Educate employees about these rights to help them understand what they are entitled to and what to expect when seeking help. Knowing there cannot and will not be any legal retaliation to speaking up for what they need can give a lot of people comfort and courage.
Provide The Support Your Employees Need
Include counselling services as a part of your employee benefits package to make it accessible for your employees to get the help they need. Awareness is growing but access to quality mental health services continues to be difficult for many people. 60% of people diagnosed with mental illness do not receive treatment. Highlight these features to your team and make them known.
Be Trained To Make a Difference
Mental health first aid, and Psychological Health and Safety Advisor courses empower people to recognize and support those who are suffering from mental illness in the workplace. The purpose of these training programs are to provide a safety service. It should be viewed the same way CPR or physical First Aid is. Mental Health First Aid Canada offers courses to train people to recognize and support those struggling with mental health. Mental Health First Aid USA offers the same types of services, as well.
“When moments of crisis occur, people don’t often rise to the occasion, but they sink to their level of training. Making safety procedures and responses a drill which we follow are what save lives,” says Lawrence Blake, Program Manager for Mental Health Works with the Canadian Mental Health Association of Ontario. These courses provide this same training for responding to mental health or suicide crises in the workplace.
When choosing who to train in these programs, there are different levels of influence within a company to consider: management and leadership. Blake identifies the difference between them and their role in creating a safe space in the workplace.
“Management is an appointed position within a company. They are the managers, CEO’S, site supervisors, etc. Leaders aren’t appointed, and can be found at any and all levels of an organization,” says Blake. “From the worker sweeping to the manager of a big team, anyone can be a leader. It’s an innate quality which defies any job description. It’s important to work with both management and leaders when working towards the creation of a space space.”
When implementing changes, you need the support of management. You can’t leave managers and supervisors out of the initiatives. At the same time, people who show leadership qualities need to be included. This ensures that workers have access to trained individuals on site and in the office and have access to someone who is available for vulnerable, open, and honest conversations.
Seek Help Where You Can Get It
The first step in getting help is to ask for it. There are many different ways to get access to resources, none of them the “right” way.
Doctors, local help lines, and online resources are all available through a quick search. These tools are useful to connect you to the appropriate people and groups that can provide the support really needed. If you don’t feel comfortable talking to a professional, seek a friend or loved one. The most important action that you can take is to seek help and tell someone. There’s a really great video from the same organizers as Movember which looks at the importance of seeking help and talking about problems. You can see it here.
Campaign from Movember for men’s mental health. Image borrowed from Movember.

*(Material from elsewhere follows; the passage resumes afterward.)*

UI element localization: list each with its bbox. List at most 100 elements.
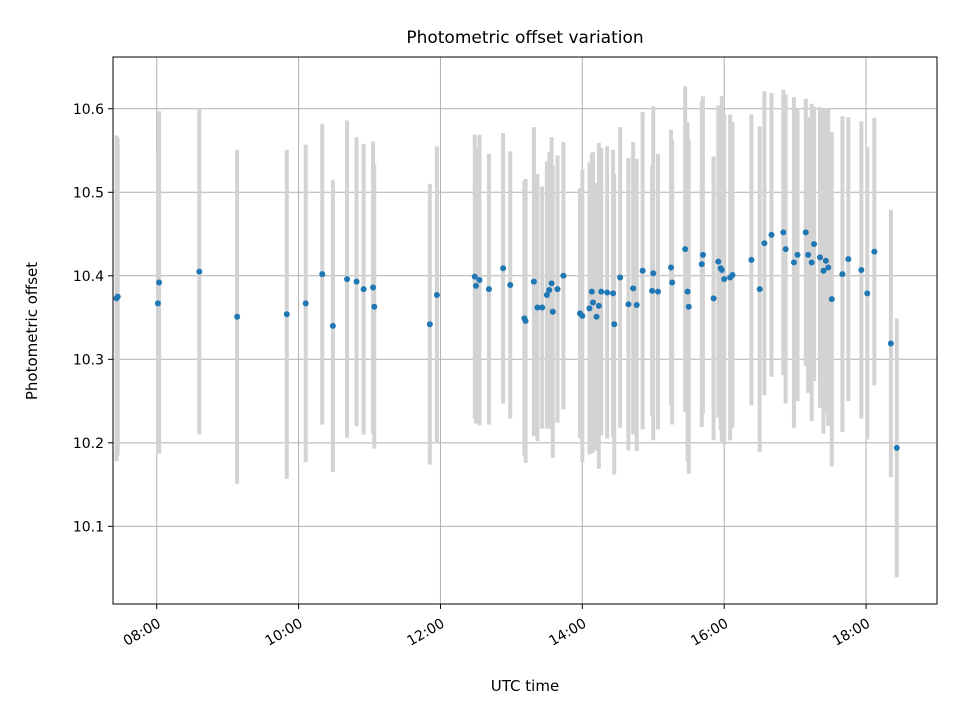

Movember is a well-known men’s health movement associated with November mustaches that men grow to raise awareness for men’s health. The movement originally brought awareness to physical health issues like prostate cancer. In has transformed to incorporate all aspects of men’s health, including mental health. They have another helpful resource called Heads Up Guys which has great support information as well.
It’s time to embrace the fact that everyone – construction workers include – are humans. It’s human to struggle and it’s human to ask for help. Therefore, the stigma needs to end for us to truly support each other. Mental health should be protected the same way physical health is. The construction industry can lead the way in this movement and can make it the responsibility of everyone in the industry to protect the men and women who work in it.